Freestyle skateboarding (or freestyle) is one of the oldest styles of skateboarding and was intermittently popular from the 1960s until the early 2000s, when the final large-scale professional freestyle skateboarding competition was held.

==Description==
The emphasis in freestyle is technical flat ground skateboarding. Often a freestyler will need little more than a board and a smooth, flat surface. Music and choreography have always been an essential part of the professional freestyle routine.

==History==

===1950s and 1960s===
Freestyle in the 1950s was created by members of the surfing culture who sought an alternative during times when conditions were not conducive to surfing—surfers would imitate their water-based maneuvers on skateboards when ocean conditions were poor. In the 1960s, many freestyle tricks were derived from gymnastics and dancing.

===1970s and 1980s===
The following two decades were defined by a progression towards technical, fluid, and more creative routines. Influential freestyle skateboarders of the 1970s and 1980s included Russ Howell, Rodney Mullen, Joe Humeres and Per Welinder. Freestyle in the 80s was further influenced by female skaters, led by Diane Veerman and Leslie Miller, both of whom competed alongside men in freestyle contests, such as the 1983 NSA Paramount contest In Los Angeles, where Veerman placed 13th out of 31 competitors. Freestyle skating changed significantly in the 1980s, when ollies and ollie-based flip tricks were invented and introduced to the discipline, with Mullen playing a significant role in this process.

==Organizations==

California Amateur Skateboard League (C.A.S.L.) was founded in 1982 by Frank Hawk with the help of two other "skater parents", Sonja Catalano and Jeanne Hoffmann.

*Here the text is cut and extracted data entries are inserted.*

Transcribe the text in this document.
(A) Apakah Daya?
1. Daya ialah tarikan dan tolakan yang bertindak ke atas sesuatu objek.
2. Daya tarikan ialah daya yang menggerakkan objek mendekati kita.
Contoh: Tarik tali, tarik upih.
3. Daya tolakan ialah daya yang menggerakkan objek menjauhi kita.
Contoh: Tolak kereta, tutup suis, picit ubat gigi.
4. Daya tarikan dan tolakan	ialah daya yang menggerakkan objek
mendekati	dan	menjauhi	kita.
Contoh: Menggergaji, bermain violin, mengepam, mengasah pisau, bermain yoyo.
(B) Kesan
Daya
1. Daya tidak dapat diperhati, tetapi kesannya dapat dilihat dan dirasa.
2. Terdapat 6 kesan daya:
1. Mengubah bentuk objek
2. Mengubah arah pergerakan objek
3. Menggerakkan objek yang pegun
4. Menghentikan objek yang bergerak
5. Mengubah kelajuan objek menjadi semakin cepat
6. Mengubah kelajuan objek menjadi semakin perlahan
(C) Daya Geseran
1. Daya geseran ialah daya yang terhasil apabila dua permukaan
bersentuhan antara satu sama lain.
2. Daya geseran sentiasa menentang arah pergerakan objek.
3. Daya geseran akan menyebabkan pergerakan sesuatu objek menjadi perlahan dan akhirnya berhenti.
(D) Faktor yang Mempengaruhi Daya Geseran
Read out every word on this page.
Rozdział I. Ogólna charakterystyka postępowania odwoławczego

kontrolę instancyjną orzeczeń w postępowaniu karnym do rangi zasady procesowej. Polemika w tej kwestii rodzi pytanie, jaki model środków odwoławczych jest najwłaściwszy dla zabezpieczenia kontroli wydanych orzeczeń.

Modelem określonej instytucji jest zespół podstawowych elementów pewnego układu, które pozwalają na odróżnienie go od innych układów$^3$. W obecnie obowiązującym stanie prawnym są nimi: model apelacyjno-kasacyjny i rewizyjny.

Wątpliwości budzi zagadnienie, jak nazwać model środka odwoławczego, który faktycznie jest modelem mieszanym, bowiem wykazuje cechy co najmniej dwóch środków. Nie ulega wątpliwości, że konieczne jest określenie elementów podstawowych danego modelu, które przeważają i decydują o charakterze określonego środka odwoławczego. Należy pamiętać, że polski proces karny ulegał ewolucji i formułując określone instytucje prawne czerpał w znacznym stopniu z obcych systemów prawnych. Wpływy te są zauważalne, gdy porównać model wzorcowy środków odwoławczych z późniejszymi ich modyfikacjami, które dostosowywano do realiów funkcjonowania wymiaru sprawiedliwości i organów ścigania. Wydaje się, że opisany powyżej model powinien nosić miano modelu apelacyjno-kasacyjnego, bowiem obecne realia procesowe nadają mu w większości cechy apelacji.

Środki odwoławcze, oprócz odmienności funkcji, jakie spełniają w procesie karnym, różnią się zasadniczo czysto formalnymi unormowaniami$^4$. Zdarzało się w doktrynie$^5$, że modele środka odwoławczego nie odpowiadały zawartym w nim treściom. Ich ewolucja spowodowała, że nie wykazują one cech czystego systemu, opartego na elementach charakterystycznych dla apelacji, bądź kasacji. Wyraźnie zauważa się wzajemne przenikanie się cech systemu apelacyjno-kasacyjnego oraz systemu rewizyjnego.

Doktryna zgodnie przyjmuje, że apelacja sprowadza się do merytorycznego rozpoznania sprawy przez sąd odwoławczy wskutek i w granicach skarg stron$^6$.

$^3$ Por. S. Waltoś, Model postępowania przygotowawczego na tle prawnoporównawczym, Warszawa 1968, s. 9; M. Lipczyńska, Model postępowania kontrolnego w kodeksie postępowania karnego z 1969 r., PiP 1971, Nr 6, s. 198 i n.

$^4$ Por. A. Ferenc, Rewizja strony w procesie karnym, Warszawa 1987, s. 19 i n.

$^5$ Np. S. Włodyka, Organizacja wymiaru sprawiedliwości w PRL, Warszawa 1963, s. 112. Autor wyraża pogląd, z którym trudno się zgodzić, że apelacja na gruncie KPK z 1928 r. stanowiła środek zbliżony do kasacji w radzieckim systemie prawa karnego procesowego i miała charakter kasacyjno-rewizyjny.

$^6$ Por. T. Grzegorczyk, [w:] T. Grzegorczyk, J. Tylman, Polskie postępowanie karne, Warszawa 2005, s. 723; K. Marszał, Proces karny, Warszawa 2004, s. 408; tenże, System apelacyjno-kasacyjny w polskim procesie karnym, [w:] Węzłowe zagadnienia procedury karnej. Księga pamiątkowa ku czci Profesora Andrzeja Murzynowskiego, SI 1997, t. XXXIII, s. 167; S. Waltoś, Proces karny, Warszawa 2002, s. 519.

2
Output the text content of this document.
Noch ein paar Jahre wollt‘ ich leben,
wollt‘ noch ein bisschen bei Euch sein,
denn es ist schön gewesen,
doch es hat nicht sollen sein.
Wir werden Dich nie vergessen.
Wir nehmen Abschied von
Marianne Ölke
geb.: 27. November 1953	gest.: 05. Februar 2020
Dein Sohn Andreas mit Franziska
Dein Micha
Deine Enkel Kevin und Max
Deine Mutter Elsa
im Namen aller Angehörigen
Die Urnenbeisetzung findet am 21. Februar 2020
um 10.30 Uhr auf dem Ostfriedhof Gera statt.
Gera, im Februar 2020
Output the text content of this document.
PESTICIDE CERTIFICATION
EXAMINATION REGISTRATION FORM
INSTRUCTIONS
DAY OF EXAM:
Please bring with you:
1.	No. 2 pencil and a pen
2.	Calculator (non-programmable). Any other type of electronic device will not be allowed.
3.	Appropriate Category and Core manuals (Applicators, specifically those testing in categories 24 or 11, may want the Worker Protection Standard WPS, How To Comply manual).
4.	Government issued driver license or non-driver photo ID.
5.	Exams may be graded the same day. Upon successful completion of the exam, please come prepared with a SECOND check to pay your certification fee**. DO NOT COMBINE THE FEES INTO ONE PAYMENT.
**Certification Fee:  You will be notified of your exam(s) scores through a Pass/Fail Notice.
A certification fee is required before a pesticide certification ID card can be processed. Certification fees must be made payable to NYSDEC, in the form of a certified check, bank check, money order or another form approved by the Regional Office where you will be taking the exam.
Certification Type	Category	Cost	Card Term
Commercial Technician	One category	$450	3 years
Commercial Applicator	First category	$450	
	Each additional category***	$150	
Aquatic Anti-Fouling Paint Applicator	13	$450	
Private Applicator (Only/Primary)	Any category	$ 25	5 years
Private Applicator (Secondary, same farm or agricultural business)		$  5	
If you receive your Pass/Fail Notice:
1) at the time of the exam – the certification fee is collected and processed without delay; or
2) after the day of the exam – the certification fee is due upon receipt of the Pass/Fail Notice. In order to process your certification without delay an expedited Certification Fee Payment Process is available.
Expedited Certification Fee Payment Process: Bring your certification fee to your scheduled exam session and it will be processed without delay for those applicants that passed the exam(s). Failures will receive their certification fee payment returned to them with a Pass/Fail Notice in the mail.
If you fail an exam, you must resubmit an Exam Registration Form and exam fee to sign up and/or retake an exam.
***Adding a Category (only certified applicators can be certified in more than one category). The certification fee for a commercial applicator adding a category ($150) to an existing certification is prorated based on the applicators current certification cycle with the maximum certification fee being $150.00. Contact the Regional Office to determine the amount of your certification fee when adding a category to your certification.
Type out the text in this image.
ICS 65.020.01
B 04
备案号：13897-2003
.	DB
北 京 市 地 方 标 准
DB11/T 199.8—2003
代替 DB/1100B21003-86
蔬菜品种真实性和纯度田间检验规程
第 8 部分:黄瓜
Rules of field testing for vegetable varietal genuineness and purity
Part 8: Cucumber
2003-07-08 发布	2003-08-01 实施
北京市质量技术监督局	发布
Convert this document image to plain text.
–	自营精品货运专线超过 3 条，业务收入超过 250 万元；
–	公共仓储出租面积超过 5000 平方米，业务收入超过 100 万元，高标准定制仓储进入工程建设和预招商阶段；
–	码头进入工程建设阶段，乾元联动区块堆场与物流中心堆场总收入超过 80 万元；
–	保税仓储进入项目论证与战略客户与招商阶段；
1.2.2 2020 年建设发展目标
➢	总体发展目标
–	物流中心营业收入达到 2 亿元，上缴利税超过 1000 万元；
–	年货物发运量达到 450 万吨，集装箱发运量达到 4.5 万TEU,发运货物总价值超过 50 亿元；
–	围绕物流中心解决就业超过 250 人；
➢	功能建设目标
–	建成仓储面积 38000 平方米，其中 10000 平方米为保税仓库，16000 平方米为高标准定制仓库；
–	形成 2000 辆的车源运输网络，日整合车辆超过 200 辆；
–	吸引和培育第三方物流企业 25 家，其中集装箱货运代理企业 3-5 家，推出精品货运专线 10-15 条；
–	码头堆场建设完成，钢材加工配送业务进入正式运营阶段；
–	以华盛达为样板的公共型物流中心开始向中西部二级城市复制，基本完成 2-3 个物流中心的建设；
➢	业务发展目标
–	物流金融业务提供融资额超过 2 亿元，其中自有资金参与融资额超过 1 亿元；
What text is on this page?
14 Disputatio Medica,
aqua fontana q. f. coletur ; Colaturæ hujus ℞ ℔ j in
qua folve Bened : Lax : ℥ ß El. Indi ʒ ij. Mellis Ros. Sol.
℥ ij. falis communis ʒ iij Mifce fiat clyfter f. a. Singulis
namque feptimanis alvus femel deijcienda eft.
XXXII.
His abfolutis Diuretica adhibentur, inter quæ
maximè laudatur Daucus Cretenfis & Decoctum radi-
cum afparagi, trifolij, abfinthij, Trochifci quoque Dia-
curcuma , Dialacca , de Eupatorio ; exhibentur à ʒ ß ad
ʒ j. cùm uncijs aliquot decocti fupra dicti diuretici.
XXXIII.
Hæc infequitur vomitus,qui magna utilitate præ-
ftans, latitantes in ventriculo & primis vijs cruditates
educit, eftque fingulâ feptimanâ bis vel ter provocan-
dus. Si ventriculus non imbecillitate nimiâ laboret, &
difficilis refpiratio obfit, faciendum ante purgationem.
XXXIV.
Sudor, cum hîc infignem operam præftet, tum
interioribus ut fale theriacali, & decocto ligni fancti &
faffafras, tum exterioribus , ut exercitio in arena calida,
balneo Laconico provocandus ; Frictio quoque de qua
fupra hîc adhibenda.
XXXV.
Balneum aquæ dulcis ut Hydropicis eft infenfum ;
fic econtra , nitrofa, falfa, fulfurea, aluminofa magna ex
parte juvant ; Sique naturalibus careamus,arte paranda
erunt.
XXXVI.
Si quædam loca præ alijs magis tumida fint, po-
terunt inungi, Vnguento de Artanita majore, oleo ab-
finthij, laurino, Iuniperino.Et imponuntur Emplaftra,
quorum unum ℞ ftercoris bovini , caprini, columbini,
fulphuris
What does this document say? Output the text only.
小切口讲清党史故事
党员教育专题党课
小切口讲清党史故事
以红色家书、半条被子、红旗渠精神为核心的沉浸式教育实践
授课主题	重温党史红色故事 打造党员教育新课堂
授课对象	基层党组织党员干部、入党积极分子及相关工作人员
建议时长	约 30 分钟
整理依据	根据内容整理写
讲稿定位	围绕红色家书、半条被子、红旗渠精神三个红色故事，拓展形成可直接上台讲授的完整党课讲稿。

C.A.S.L. is where most of the top professional skateboarders from around the world started competing and is still run today. In 1995, professional freestyle skateboarder Stefan "Lillis" Åkesson started the International Network for Flatland Freestyle Skateboarding (INFFS) and, with Daniel Gesmer, produced Flatline and the online version Flatline Online. Following the inception of these initiatives, freestyle skateboarders connected and interacted on a global scale in a manner that had not been experienced previously. The World Freestyle Skateboard Association (WFSA) was then founded by Bob Staton, Åkesson, and Gesmer in the year 2000, thereby attracting further interest in freestyle skateboarding.